Why is Panasonic in the weather business? It has to do with airplanes.
The airline industry has been collecting weather data on planes for years using instruments called TAMDAR systems. In the early 2000s, AirDat was the company that designed and created these instruments. Then Panasonic acquired AirDat in 2013, and its foray into the weather industry began. Neil Jacobs, chief scientist for Panasonic Weather Solutions, spoke with Ars Technica, a technology news website.
Planes equipped with TAMDAR systems can generate vertical profiles of the atmosphere similar to weather balloon soundings — the most important input data in forecast models, Ars Technica’s Eric Berger describes:
AirDat and now Panasonic have continued to deploy these TAMDAR sensors on airplanes flying mostly regional routes over the continental United States and, more recently, Europe and parts of Asia. As the planes take off and land, they collect all sorts of useful data for forecast models, creating a vertical profile with wind, temperature, humidity, pressure, and other information. Historically, this kind of detailed data was only available from “soundings” captured by balloons sent twice daily into the atmosphere from various locations.

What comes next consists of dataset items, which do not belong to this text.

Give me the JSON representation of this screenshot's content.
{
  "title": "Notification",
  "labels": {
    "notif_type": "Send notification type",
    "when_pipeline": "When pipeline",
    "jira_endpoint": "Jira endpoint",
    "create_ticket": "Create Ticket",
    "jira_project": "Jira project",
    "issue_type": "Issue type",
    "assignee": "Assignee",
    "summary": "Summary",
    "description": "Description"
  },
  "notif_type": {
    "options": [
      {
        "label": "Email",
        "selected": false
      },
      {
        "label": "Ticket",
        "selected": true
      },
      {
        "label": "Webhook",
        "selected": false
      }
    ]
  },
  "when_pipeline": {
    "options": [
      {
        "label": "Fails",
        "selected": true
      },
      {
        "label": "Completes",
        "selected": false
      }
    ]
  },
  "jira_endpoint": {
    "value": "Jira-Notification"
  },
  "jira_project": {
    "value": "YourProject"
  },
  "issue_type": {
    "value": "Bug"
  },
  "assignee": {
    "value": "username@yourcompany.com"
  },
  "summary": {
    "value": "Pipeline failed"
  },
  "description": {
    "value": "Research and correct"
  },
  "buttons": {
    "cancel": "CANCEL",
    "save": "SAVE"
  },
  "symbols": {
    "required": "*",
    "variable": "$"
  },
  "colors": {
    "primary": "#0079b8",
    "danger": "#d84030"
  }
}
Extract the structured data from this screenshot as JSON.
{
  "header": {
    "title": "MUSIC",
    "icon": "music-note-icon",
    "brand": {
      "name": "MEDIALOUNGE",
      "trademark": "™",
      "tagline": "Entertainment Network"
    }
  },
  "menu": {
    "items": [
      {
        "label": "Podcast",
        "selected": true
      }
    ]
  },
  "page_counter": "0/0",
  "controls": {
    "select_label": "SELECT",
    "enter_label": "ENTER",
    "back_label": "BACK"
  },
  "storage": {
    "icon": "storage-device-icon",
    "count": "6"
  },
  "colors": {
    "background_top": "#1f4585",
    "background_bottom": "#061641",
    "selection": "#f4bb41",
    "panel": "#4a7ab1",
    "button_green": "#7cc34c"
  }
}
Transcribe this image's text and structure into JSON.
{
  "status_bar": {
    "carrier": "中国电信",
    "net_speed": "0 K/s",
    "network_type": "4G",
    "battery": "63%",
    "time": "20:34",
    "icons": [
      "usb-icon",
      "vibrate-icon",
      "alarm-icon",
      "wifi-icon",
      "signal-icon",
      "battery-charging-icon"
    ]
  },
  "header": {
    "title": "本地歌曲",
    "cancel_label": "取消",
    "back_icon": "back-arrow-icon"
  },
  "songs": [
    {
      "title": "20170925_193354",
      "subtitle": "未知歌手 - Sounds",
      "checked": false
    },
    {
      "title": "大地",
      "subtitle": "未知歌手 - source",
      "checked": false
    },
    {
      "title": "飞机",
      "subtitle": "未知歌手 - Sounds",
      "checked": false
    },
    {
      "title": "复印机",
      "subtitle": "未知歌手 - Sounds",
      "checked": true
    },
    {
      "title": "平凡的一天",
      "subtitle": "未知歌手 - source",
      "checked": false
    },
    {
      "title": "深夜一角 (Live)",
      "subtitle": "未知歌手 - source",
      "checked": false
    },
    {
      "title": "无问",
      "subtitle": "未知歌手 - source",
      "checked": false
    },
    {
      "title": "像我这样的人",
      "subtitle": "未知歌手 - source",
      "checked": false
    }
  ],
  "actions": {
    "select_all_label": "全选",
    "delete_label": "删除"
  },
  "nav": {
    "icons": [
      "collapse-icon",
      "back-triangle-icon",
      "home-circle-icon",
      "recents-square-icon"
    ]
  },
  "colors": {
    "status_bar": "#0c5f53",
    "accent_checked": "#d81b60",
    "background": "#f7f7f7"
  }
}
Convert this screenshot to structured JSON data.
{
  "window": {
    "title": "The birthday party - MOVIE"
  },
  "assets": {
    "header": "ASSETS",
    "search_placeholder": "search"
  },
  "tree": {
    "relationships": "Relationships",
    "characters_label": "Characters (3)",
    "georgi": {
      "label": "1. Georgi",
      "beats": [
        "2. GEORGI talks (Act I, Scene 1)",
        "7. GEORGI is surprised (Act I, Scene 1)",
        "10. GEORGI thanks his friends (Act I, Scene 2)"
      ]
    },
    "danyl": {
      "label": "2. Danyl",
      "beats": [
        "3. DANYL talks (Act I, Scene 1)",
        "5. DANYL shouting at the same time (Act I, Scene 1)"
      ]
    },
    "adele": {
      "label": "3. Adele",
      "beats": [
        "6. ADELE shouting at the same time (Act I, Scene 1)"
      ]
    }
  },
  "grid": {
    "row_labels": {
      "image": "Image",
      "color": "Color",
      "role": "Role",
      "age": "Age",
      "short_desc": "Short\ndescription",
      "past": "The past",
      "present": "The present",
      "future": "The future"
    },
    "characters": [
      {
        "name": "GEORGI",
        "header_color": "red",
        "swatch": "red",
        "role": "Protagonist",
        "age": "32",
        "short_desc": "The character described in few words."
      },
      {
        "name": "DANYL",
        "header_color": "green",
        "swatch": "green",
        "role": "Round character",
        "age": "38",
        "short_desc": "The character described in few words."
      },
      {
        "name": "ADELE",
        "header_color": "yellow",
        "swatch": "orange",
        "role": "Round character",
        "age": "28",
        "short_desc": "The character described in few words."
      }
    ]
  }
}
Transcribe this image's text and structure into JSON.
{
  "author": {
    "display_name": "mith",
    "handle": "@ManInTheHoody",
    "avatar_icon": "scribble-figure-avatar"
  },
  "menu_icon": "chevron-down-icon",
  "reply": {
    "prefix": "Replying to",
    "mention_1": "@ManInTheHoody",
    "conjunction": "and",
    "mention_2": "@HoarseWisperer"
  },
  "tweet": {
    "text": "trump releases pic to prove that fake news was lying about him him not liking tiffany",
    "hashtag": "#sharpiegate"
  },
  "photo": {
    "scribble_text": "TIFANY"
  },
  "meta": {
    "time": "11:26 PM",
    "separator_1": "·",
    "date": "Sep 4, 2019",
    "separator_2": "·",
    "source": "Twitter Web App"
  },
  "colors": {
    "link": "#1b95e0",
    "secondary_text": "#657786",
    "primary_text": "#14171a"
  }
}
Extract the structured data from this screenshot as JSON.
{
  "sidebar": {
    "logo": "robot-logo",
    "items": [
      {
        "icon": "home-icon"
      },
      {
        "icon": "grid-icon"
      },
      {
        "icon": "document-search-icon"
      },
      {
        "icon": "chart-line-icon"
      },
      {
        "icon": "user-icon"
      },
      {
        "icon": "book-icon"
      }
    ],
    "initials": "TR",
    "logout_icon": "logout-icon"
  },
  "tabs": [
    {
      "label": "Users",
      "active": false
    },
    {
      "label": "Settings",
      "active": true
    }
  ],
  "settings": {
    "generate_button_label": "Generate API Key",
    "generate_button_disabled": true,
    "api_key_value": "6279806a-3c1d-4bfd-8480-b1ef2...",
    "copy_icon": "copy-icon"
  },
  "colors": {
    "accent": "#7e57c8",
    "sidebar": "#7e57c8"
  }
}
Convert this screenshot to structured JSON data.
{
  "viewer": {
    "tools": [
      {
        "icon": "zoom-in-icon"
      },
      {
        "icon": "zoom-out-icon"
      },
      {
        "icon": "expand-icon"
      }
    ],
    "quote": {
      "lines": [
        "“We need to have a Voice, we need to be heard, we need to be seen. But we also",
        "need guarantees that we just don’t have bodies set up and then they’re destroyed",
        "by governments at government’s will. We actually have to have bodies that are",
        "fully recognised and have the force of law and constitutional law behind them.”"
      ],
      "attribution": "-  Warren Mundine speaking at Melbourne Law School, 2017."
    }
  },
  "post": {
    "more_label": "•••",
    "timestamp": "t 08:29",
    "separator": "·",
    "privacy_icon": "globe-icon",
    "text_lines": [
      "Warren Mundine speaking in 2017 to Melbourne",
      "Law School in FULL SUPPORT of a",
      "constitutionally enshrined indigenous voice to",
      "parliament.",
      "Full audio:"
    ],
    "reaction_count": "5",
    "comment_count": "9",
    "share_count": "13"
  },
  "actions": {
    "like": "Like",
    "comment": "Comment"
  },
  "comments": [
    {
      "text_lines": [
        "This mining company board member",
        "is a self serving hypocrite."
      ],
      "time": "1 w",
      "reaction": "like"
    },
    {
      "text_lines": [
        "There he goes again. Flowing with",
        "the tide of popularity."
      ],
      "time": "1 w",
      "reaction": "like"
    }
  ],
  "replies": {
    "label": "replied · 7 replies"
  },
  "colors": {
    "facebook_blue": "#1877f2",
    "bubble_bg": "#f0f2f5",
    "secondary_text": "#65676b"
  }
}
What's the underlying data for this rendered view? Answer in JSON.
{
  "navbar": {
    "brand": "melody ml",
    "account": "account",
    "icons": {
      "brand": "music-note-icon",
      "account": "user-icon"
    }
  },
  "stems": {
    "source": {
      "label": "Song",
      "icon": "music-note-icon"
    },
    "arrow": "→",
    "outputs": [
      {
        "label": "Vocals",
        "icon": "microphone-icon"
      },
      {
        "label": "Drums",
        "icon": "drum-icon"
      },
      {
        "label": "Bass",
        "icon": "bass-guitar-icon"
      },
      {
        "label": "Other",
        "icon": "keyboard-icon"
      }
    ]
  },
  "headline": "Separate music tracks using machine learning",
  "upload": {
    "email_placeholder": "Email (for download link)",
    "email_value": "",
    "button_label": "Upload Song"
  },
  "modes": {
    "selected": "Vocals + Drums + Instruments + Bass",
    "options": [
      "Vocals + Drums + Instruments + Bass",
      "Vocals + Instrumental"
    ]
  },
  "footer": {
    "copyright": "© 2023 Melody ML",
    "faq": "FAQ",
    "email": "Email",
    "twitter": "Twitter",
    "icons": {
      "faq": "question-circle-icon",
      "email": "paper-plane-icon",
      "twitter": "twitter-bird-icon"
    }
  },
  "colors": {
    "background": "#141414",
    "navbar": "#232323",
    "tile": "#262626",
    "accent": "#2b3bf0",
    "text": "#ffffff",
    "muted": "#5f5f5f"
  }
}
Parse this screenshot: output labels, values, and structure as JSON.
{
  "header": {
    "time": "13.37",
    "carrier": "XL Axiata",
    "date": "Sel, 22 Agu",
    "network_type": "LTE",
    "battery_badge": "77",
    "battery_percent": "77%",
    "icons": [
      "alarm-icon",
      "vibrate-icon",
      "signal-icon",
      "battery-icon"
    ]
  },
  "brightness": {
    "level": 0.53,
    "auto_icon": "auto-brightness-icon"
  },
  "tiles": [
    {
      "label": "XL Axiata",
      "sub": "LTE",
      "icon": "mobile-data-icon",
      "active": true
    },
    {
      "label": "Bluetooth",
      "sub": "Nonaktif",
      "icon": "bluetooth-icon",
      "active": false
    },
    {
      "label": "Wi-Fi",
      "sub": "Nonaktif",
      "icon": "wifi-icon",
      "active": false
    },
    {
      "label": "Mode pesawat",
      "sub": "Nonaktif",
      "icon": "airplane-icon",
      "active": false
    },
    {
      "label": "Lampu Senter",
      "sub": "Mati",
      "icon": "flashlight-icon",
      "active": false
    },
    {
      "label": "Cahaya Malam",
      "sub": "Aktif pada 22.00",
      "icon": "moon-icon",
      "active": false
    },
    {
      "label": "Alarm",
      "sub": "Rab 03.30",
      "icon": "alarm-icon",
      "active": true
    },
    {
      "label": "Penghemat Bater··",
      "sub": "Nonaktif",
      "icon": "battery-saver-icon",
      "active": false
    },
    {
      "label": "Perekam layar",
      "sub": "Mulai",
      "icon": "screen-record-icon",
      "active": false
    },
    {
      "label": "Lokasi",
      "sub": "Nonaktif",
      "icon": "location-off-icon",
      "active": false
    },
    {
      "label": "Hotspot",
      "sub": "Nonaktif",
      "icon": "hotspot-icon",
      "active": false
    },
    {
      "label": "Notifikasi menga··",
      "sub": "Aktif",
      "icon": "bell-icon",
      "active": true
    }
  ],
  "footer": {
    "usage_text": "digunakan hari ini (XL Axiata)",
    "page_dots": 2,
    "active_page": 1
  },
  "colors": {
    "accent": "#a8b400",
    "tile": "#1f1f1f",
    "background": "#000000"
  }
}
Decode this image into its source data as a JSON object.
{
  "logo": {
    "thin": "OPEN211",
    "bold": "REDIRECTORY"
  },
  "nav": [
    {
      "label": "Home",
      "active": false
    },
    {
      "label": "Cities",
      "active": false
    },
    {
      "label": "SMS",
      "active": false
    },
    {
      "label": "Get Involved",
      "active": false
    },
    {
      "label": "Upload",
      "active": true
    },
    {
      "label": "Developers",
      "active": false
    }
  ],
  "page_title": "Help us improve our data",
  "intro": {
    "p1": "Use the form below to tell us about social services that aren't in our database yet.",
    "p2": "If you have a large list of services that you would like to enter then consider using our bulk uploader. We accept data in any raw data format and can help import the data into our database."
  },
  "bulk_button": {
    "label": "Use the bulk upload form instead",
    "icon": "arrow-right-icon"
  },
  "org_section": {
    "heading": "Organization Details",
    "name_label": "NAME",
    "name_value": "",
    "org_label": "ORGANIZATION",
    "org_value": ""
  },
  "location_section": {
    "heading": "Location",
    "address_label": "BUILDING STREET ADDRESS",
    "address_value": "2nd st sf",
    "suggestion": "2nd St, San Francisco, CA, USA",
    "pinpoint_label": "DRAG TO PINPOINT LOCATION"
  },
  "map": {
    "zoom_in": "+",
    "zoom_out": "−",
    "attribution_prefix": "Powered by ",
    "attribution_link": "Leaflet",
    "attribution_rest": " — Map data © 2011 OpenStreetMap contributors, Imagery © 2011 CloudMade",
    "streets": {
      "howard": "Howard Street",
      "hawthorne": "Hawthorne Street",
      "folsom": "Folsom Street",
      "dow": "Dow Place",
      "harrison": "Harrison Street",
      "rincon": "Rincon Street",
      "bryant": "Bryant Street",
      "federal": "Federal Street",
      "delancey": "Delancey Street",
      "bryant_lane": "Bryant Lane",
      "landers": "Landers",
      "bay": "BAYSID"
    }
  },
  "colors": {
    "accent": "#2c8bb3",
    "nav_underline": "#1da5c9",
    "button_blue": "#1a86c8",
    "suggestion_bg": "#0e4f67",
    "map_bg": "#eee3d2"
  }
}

Panasonic is now getting 3,500 of these soundings a day, Jacobs told Ars, and that number will only increase as systems are installed on more and more planes.
More data is great for weather forecasting, and projects at NOAA have used the new data in experiments to see if it improves model forecasts. But here’s the rub: Panasonic sells this weather data to governments and organizations like NOAA, but “it found that by keeping some of the highest resolution data to itself, it could create a global forecast model that competed with the big boys,” Berger writes.
Enter the American GFS forecasting model, which is freely available to the public. AirDat and Panasonic have been tinkering with the GFS since 2008, adding the high-resolution TAMDAR data and a few significant bells and whistles. The result, Panasonic says, is a forecast model that beats not only the original GFS but also the European ECMWF, which has proved time and again to out-perform its American counterpart.
Jacobs told Ars that Panasonic measured the forecast accuracy of their model using 500 millibar anomaly correlation. In these tests, a score of “1” is perfect. Jacobs said that the Panasonic model scored a 0.926 — higher than the ECMWF’s 0.923 and 0.908 by the GFS.
If those scores are true, it’s a gigantic leap for the private weather industry. But Panasonic is not releasing much of its data, so an independent analysis of the model’s performance hasn’t been done.
Cliff Mass, a professor of atmospheric science at the University of Washington, urges caution, telling Ars that Panasonic would need to release their forecasts publicly if we’re to know how well the model is really performing. “[Jacobs has] shown me some results but not a lot of results,” Mass told Ars. “He’s making a huge claim. If it’s true, it’s extraordinary. A private company doing global data assimilation and running a global model. It would be amazing news.”
Amazing news, yes, but it raises huge questions for the weather industry, and the National Weather Service in particular. Shouldn’t the public have free access to the best possible forecast, especially considering this model might perform better in severe weather situations? Will the National Weather Service pay for it?
Jacobs shined a little light on how Panasonic is approaching the problem in his Ars interview. “Right now there’s a level playing field,” Jacobs said. “Everyone has access to the GFS and ECMWF models. But we think having exclusive access to something your competition doesn’t have, well, that’s really going to make things pretty lopsided.”
The GFS is also slated for similar improvements. In January, National Weather Service director Louis Uccellini told The Washington Post that the model would be getting two much-needed upgrades, which the Panasonic model also included in their GFS overhaul.
The first is four-dimensional variable assimilation, or 4D-Var. Basically, instead of making the assumption that all of the data points used to run the model were measured at exactly the same time, 4D-Var allows each observation to also include the time it was taken. The second addition was an ensemble Kalman filter, or EnKF, which essentially throws out bad data that would result in a poor forecast.
A spokesperson at the National Weather Service told The Washington Post that these upgrades are scheduled for May. Whether or not the improvements will push the GFS to the ECMWF’s accuracy, or Panasonic’s claimed accuracy, remains to be seen.